Ein Leben ohne Handy, ja, das ist auch im 21. Jahrhundert möglich. Ich bin kein Vieltelefonierer. So schlimm war das also nicht. Es war das erste Mal, dass ich etwas im Zug vergessen habe. Und ich habe wieder einmal gemerkt, wie sehr ich doch auf andere Menschen angewiesen bin. Am Service waren alle furchtbar nett. Haben erst mal im Zug angerufen und mit dem Zugbegleiter gesprochen, dann meine Daten aufgenommen und versprochen, sich um das Handy zu kümmern. Schnell war klar, der Zug fährt nach Hamburg, also hab ich auch die Nummer vom Fundbüro dort gekriegt. Und so ging es eigentlich weiter. Bei meinem Telefonanbieter haben sie mich freundlich beraten, ob ich jetzt mein Handy sperren lassen soll oder nicht und wie das geht und so weiter. Ich muss zugeben: Bis auf den Aufwand, den ich doch betreiben musste, hat es fast sogar Spaß gemacht, das Telefon zu verlieren.
Der schwedische Schriftsteller Lars Gustafsson berichtet in seinem Buch »Palast der Erinnerungen« von seinen Reisen.
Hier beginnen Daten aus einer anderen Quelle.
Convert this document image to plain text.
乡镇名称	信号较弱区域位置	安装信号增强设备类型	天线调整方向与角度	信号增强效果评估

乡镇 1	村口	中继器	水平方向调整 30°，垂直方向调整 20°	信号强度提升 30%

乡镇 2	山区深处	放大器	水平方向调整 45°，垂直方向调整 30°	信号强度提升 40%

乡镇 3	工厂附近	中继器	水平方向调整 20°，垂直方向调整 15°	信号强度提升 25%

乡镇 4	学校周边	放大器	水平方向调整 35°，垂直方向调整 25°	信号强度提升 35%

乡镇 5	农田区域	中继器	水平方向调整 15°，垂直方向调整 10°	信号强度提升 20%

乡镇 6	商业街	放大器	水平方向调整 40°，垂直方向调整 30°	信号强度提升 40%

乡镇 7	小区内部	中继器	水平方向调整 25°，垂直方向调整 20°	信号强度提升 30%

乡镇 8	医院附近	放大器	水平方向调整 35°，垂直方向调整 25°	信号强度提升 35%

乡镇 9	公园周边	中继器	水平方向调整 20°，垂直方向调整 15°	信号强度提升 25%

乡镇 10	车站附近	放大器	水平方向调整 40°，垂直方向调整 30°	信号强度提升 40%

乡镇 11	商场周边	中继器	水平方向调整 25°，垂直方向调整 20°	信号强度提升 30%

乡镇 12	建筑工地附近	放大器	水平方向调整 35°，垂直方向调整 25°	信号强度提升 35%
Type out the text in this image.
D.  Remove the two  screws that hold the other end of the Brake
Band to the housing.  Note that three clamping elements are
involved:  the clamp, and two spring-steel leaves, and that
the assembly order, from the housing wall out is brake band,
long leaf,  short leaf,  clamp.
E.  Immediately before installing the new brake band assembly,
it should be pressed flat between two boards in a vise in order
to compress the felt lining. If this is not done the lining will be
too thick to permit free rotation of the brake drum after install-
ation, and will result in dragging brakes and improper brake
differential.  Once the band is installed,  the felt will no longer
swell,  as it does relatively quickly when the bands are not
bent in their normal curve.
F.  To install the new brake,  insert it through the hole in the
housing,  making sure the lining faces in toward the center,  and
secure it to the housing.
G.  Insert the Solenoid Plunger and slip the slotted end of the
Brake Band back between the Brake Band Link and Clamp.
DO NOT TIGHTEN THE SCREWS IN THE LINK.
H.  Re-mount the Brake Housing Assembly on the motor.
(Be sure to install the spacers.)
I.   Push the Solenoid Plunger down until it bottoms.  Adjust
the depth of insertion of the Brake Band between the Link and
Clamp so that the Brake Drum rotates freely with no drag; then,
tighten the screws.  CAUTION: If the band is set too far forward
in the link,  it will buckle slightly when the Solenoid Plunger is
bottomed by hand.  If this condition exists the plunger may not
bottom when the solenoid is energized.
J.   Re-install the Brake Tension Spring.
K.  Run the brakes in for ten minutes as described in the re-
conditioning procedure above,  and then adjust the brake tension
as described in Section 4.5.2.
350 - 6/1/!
Und er schreibt, dass er ziemlich viel rumgekommen ist und viele Menschen kennen gelernt hat. Von Nordschweden bis Südaustralien, von der chinesischen Provinz bis ins amerikanische Hinterland. Sein Fazit: Gute Menschen sind in der überwältigenden Mehrheit. Überall findet Gustafsson auf seinen Reisen Menschen, die ohne viel zu fragen alles unternehmen, damit es dem anderen gut geht. Gustafsson kommt überallhin als Gast und erlebt Gastfreundschaft zu genüge. Wildfremde Menschen unterstützen ihn, wo sie können.
Als ich mein Handy wiederkriegen wollte, habe ich verstanden, was Gustafsson meint: Überall bin ich auf hilfsbereite, freundliche Menschen getroffen. Niemand hatte etwas davon, mir zu helfen. Aber alle waren dazu ohne Umstände bereit.
Übrigens: Mein Handy hab ich wieder. Der Zugbegleiter hat's  auf meinem Sitzplatz entdeckt, eingesteckt und in Hamburg abgegeben. Ein paar Tage später landete es dann wohlbehalten mit der Post in meinem Briefkasten.